In case you missed it, or didn't get your questions answered, we're posting some of the leftover questions and their associated answers from last week's webinar "5 reasons you need a year-end campaign" with Tony Beall.
Question: When is the ideal time to send end of year letters (for a year-end annual giving campaign)?
Tony: I suggest starting your e-campaign after Halloween and any direct/snail mail occur immediately after Thanksgiving.
What aspects of an email appeal should be variable? And by what characteristic should I segment my list?
Tony: There's no cookie cutter answer to this great question. The varying aspects of my appeals are generally driven by list segmentation. Honing my message so that it resonates with the targeted audience. Simply said, if my segmentation is based on age/generation, then I would alter the images used and edit, or add, text based on the age/generation grouping. Another variable may be an appeal that tells a personal impact story versus an appeal that is more about the numbers served, outcomes, financials of the organization.

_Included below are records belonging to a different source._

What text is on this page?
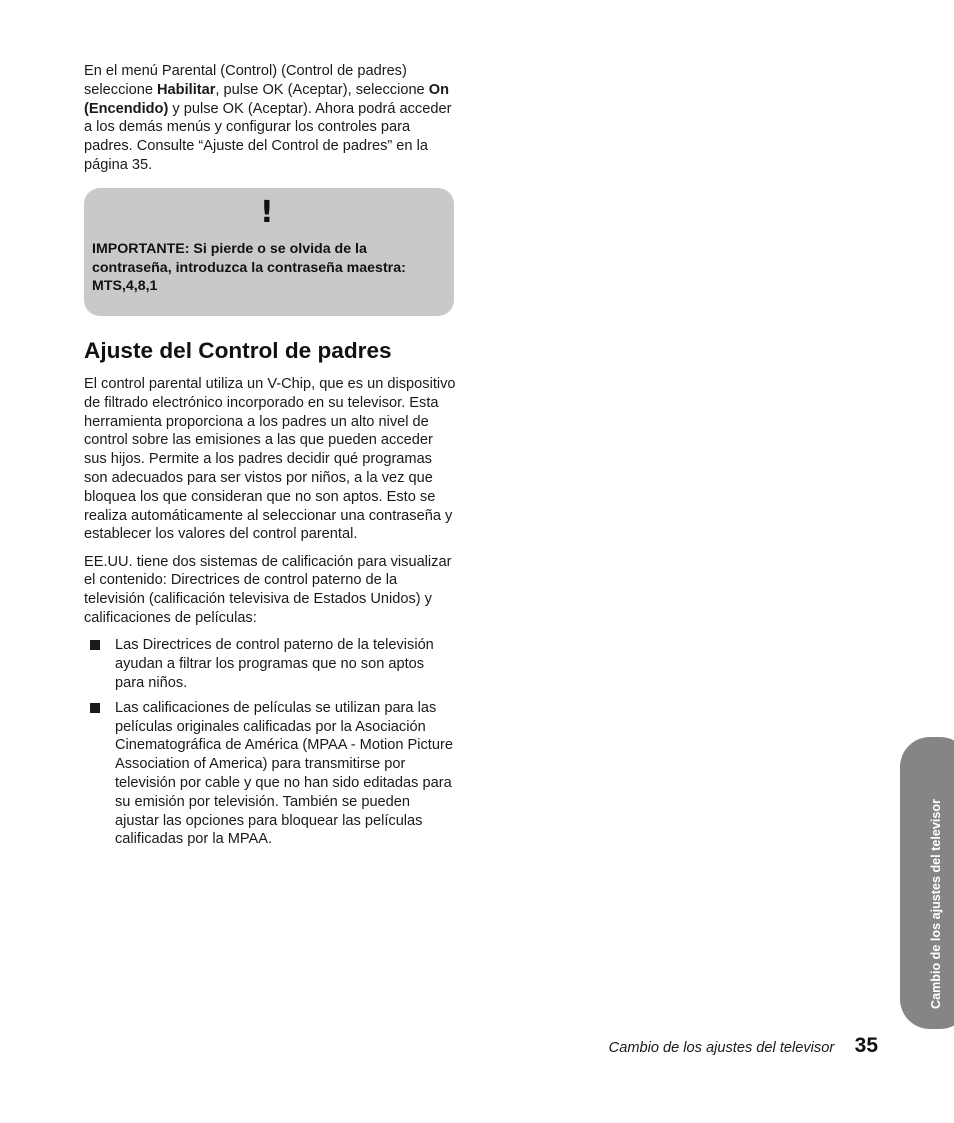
En el menú Parental (Control) (Control de padres) seleccione Habilitar, pulse OK (Aceptar), seleccione On (Encendido) y pulse OK (Aceptar). Ahora podrá acceder a los demás menús y configurar los controles para padres. Consulte “Ajuste del Control de padres” en la página 35.

!
IMPORTANTE: Si pierde o se olvida de la contraseña, introduzca la contraseña maestra: MTS,4,8,1
Ajuste del Control de padres

El control parental utiliza un V-Chip, que es un dispositivo de filtrado electrónico incorporado en su televisor. Esta herramienta proporciona a los padres un alto nivel de control sobre las emisiones a las que pueden acceder sus hijos. Permite a los padres decidir qué programas son adecuados para ser vistos por niños, a la vez que bloquea los que consideran que no son aptos. Esto se realiza automáticamente al seleccionar una contraseña y establecer los valores del control parental.

EE.UU. tiene dos sistemas de calificación para visualizar el contenido: Directrices de control paterno de la televisión (calificación televisiva de Estados Unidos) y calificaciones de películas:

Las Directrices de control paterno de la televisión ayudan a filtrar los programas que no son aptos para niños.
Las calificaciones de películas se utilizan para las películas originales calificadas por la Asociación Cinematográfica de América (MPAA - Motion Picture Association of America) para transmitirse por televisión por cable y que no han sido editadas para su emisión por televisión. También se pueden ajustar las opciones para bloquear las películas calificadas por la MPAA.	Cambio de los ajustes del televisor
Cambio de los ajustes del televisor 35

Do you find Giving Tuesday conflicts with a year-end annual appeal?
Tony: No, I don't. I prefer to look at Giving Tuesday as another tool in aiding me in being successful meeting my year-end campaign goals.
Do you put an ask amount in an appeal or leave it open for donor discretion? Do you consider giving promos as an incentive to give on Giving Tuesday? i.e. if you donate, you'll be entered to win X?
Tony: I do not put amounts in the actual eblast appeal. Although when they "click" to make a donation the donation page may have specific recommended levels of giving. I generally attribute specific giving amounts to a specific service/program. For example: $50.00 donation - Provide 30 days of after school programming for one child ages 3-9. I always offer specific giving levels on direct mail pieces with the same "this is what is provides/does" philosophy. I am not a fan of promos, but realize that it needs to occur in some markets in order for consumers to respond. Of course, we hope the incentives will be items donated by local businesses (gift cards, dinner for two, salon services, etc).
It seems that direct mailing and emails target the Baby Boomers and beyond. What specific strategies can you suggest to best target the Gen X, Gen Y, and Millennials without turning them off?
Tony: I'm sure however I answered this during the webinar was awesome! Just kidding! The best strategy is to use varying social media outlets and to generate more content that is visually compelling. I recommend conducting a focus group in your area and specifically asking the Gen X, Gen Y, and Millennials in your community what resonates with them.
We host an event the week before Thanksgiving, does this limit the potential impact of a year-end campaign? How can we utilize both the event and year-end campaign without having them in competition with one another?
Tony: I do not think the event will have a negative impact. You just need to consider the event when determining your year-end campaign goals. I would ensure however that any year-end ask to event attendees have a different message that acknowledges their attendance/support.
Are you saying we need to write a note on our mailing of 2500+ pieces?
Tony: Yes & No! There have been times when I've had a group of 5-6 volunteers come in and assist me in adding a hand written note/message. Most of the time it's simply "Thank You!" or "Happy Holidays!" or "We appreciate you!". I always make sure there is a handwritten note included on any appeal sent to the top 10-15% of existing donors. Just a little something to add a personal touch whenever possible.